Economic indicators are events that give information about the economy as a whole. They are used to analyze economic behavior and predict how the economy will act in the near future. There are three main types of economic indicator: coincident, leading, and lagging indicators.
A coincident indicator happens in tandem with an economic event. Company payrolls are coincident indicators, for example, because they make payment and simultaneously increase the localized economy.
Leading indicators are events which happen immediately before an economic shift. The state of the major stock markets is one of the major leading indicators in the global economy. A strong stock market indicates a strengthening economy, whereas a weak stock market indicates an economic downturn.
A lagging indicator is an event which happens after the corresponding economic cause occurs. An example of a closely monitored lagging indicator is the unemployment rate of a country. As the economy weakens, the unemployment rate increases correspondingly.

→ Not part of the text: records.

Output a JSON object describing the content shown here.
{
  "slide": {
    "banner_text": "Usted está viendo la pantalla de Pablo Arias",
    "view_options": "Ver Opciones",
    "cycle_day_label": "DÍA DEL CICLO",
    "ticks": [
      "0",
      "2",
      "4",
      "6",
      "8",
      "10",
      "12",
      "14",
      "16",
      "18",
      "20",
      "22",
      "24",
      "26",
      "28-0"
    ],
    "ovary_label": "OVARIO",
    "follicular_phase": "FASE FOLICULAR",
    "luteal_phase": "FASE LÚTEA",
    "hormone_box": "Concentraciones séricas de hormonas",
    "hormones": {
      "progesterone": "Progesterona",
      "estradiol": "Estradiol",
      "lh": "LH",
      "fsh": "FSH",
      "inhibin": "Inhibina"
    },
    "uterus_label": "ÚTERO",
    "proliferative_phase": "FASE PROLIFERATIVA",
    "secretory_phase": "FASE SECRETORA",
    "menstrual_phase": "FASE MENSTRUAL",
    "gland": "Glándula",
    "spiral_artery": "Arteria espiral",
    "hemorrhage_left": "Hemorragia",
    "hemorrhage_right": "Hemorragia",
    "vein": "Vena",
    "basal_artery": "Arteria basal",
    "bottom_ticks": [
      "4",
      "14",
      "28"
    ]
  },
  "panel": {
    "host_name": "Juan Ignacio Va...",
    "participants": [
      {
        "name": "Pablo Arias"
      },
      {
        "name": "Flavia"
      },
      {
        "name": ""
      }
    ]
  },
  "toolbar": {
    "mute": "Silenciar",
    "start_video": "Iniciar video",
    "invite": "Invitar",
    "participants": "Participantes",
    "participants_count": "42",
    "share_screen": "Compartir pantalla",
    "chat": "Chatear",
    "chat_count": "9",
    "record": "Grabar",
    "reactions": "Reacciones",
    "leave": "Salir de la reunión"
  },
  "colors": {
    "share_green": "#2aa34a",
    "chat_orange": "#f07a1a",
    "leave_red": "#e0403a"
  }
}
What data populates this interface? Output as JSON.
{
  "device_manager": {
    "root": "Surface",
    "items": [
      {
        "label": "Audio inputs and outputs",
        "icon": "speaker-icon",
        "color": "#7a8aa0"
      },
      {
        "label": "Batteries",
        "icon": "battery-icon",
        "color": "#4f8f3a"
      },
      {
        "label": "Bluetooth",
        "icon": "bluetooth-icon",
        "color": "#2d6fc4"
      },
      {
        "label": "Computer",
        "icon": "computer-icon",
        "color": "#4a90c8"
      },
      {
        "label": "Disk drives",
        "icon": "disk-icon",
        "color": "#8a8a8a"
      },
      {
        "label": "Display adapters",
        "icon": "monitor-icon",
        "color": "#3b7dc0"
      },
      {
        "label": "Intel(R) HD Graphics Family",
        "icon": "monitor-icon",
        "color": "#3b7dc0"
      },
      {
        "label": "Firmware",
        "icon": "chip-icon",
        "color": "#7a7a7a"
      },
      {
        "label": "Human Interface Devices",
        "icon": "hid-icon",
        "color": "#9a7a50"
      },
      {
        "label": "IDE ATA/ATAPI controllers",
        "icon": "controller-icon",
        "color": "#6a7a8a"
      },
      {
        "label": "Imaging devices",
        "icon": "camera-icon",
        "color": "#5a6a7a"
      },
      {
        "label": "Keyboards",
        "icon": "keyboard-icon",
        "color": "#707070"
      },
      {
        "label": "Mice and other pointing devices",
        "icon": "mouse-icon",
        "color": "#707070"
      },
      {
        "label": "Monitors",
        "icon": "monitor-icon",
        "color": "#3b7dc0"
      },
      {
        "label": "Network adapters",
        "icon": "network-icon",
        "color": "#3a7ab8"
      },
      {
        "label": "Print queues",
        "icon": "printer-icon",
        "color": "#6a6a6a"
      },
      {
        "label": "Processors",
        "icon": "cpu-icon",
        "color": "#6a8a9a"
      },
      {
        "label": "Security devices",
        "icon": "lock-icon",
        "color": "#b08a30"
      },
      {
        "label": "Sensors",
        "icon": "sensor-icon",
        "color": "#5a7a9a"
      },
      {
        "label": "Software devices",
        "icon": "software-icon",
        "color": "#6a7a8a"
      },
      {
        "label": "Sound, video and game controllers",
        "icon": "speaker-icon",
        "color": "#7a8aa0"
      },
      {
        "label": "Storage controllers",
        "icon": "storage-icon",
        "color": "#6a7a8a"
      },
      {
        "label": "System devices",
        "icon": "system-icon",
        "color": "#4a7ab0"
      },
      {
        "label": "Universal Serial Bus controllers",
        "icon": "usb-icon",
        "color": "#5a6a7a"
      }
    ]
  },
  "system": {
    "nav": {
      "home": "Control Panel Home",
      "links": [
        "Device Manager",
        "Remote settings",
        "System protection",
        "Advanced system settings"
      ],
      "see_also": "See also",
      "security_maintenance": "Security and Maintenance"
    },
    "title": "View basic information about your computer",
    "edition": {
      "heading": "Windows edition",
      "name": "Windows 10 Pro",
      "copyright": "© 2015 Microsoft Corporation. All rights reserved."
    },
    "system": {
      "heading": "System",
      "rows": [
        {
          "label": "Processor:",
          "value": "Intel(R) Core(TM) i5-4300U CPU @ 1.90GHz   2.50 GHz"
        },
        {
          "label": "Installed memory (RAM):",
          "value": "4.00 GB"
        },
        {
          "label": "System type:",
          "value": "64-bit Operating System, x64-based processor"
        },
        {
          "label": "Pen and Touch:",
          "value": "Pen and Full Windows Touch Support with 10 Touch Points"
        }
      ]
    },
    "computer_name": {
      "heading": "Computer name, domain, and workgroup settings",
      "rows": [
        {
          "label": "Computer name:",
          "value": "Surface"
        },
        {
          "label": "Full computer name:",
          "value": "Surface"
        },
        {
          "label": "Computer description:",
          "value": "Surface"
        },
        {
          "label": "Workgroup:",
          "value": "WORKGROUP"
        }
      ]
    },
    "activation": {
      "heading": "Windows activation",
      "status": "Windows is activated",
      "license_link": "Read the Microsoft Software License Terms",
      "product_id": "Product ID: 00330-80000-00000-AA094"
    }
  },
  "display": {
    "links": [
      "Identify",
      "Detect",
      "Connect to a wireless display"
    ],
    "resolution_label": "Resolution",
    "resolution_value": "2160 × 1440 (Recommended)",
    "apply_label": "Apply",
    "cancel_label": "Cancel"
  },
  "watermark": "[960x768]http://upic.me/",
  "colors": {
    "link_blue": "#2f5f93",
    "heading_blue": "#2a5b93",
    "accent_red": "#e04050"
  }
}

Economic indicators may be pro-cyclical or counter-cyclical, depending on whether they increase or decrease as the economy strengthens. Unemployment, for example, is a counter-cyclical lagging indicator, because as the economy goes up, unemployment goes down. Average wages are a pro-cyclical lagging indicator, because as the economy goes up, wages also increase accordingly.
Like many topics in economics, the classing of what is and is not a lagging indicator is open to some debate. The Federal Reserve, for example, is held by some to be a leading indicator, and others to be a lagging indicator. Looking at the data, it could be argued either that the market reacts to the Federal Reserve changing interest rates, or that the Federal Reserve changes interest rates solely in response to the market. The Federal Reserve can be viewed more realistically as both a leading and lagging indicator, lagging one market cycle and leading the next.
The media is another important lagging indicator to the general economy. Stories are always reported at least a few hours behind the actual economic shift that they indicate, and often a day or a week later. For this reason, many economic advisors caution against basing investment decisions on mainstream media information.
For obvious reasons, a lagging indicator is not nearly as useful for investment or predicting the economy as a leading indicator. A lagging indicator can, however, give great insight into the behavior of the economy, and if properly analyzed may be used to gain some insight into possible future actions of the economy.